Is Cedarwood Gardens Safe?

Based on CMS inspection data, CEDARWOOD GARDENS has a clean safety record: no substantiated abuse findings (meaning no confirmed cases of resident harm), no Immediate Jeopardy citations (the most serious violation level indicating risk of serious injury or death), and is not on the Special Focus Facility watch list (a federal program monitoring the lowest-performing 1% of nursing homes). The facility has a 2-star overall rating and ranks #100 of 100 nursing homes in Massachusetts. While no facility is perfect, families should still ask about staff-to-resident ratios and recent inspection results during their visit.

Do Nurses at Cedarwood Gardens Stick Around?

CEDARWOOD GARDENS has not reported staff turnover data to CMS. Staff turnover matters because consistent caregivers learn residents' individual needs, medications, and preferences. When staff frequently change, this institutional knowledge is lost. Families should ask the facility directly about their staff retention rates and average employee tenure.

Was Cedarwood Gardens Ever Fined?

CEDARWOOD GARDENS has been fined $20,596 across 4 penalty actions. This is below the Massachusetts average of $33,285. While any fine indicates a compliance issue, fines under $50,000 are relatively common and typically reflect isolated problems that were subsequently corrected. Families should ask what specific issues led to these fines and confirm they've been resolved.

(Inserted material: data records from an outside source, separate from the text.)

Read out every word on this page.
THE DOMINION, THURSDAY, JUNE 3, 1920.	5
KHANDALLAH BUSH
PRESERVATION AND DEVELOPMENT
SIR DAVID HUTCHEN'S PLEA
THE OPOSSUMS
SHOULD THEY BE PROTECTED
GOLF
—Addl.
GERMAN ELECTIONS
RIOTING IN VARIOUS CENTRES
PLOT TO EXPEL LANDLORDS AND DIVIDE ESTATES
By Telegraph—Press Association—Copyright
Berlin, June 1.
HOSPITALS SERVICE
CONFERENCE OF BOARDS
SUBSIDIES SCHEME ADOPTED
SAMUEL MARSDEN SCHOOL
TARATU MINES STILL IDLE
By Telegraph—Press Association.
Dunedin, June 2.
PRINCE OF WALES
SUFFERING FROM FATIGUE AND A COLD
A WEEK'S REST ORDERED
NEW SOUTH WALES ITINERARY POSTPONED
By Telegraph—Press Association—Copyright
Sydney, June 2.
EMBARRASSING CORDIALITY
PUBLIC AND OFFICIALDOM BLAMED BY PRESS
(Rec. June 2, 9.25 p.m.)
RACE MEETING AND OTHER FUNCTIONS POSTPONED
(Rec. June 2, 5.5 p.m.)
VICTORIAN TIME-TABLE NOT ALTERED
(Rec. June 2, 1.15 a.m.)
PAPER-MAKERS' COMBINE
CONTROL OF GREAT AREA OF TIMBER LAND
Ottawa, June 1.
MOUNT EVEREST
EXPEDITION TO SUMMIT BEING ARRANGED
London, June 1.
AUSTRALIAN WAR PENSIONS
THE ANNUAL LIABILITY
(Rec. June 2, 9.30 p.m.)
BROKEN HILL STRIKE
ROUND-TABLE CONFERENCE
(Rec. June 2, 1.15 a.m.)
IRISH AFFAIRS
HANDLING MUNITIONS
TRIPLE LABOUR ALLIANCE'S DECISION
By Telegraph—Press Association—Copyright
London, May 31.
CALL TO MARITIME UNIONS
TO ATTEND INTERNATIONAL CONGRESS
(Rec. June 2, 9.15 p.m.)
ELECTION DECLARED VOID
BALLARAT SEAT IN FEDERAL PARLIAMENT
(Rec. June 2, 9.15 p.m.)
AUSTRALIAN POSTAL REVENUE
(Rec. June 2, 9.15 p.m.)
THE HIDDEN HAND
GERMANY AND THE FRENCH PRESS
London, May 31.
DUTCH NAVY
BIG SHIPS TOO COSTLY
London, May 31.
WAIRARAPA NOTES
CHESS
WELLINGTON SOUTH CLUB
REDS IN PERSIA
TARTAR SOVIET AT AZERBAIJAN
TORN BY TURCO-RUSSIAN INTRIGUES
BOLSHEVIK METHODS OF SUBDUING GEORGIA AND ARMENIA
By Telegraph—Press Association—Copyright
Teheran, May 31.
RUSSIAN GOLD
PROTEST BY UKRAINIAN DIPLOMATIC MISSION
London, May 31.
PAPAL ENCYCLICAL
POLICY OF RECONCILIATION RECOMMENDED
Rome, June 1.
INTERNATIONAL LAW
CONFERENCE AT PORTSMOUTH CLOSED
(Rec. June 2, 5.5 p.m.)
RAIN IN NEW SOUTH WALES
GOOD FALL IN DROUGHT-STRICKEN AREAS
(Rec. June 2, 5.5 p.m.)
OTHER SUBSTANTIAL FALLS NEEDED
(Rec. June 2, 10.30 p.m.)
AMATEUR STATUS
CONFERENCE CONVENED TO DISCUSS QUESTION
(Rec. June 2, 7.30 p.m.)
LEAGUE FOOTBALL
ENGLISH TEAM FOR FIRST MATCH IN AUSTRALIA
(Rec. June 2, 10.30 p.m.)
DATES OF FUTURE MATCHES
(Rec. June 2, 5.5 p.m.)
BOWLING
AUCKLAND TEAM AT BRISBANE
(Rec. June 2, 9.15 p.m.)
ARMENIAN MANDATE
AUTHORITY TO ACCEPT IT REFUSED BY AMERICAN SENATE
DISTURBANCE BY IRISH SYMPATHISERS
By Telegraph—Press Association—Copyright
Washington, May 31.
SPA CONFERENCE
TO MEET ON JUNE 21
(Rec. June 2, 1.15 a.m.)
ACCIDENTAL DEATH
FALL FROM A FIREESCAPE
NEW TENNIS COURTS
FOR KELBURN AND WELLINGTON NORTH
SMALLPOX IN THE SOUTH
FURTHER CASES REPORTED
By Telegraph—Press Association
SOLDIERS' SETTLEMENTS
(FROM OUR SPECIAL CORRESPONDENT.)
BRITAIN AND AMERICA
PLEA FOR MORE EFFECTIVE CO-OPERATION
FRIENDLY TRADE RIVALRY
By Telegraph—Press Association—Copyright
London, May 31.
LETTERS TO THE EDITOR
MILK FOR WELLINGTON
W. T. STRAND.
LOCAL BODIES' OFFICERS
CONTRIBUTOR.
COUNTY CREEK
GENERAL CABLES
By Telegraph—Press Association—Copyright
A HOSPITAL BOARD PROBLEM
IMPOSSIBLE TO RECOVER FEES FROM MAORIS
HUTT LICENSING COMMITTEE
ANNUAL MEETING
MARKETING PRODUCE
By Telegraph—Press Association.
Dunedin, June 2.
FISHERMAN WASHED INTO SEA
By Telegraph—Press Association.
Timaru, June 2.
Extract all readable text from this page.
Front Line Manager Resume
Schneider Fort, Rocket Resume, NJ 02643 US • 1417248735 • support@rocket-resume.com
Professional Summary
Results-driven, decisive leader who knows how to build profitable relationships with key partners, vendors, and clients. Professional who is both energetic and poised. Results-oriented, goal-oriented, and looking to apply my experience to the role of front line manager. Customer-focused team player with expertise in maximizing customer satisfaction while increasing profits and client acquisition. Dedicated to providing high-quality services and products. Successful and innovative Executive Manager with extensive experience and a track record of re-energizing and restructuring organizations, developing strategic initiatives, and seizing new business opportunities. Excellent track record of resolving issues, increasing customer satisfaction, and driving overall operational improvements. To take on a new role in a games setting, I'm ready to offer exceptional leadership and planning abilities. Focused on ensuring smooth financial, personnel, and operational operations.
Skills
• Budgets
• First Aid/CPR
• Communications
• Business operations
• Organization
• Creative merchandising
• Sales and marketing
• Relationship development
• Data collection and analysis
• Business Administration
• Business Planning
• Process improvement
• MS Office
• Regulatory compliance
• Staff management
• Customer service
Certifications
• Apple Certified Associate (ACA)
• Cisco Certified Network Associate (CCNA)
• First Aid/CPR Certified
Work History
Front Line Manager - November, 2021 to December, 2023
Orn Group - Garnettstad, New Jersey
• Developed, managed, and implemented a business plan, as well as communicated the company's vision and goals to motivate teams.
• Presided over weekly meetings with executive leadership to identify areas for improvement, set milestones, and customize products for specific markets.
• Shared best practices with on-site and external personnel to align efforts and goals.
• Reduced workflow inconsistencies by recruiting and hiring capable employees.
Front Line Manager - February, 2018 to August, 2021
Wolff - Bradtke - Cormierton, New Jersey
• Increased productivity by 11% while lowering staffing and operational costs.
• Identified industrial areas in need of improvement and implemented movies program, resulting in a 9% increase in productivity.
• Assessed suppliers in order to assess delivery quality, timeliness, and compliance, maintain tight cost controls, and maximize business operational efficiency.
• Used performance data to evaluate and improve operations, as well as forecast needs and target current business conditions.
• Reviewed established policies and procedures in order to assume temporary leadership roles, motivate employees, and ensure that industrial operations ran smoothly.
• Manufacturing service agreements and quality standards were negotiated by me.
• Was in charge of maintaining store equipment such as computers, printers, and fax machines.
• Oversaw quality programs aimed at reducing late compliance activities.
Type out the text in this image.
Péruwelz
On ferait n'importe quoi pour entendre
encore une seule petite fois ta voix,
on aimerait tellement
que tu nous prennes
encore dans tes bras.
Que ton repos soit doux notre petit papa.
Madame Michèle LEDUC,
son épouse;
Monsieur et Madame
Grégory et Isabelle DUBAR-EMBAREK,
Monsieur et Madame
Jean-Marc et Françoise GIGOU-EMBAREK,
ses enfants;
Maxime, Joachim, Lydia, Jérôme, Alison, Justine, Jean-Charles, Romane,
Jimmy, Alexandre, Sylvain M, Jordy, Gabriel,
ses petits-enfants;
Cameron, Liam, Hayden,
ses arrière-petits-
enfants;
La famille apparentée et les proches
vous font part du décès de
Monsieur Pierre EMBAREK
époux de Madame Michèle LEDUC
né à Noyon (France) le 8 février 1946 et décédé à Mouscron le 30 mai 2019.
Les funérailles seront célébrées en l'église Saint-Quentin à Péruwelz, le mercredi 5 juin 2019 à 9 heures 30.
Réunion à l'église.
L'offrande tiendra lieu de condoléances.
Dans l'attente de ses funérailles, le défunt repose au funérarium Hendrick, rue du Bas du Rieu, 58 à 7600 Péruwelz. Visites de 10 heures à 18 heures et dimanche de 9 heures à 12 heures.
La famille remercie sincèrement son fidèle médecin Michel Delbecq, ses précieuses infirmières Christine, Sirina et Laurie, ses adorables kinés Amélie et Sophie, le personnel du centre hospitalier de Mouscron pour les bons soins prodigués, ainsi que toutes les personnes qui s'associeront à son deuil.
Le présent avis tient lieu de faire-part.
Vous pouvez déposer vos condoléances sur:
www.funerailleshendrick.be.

Is Cedarwood Gardens on Any Federal Watch List?

CEDARWOOD GARDENS is not on any federal watch list. The most significant is the Special Focus Facility (SFF) program, which identifies the bottom 1% of nursing homes nationally based on persistent, serious quality problems. Not being on this list means the facility has avoided the pattern of deficiencies that triggers enhanced federal oversight. This is a positive indicator, though families should still review the facility's inspection history directly.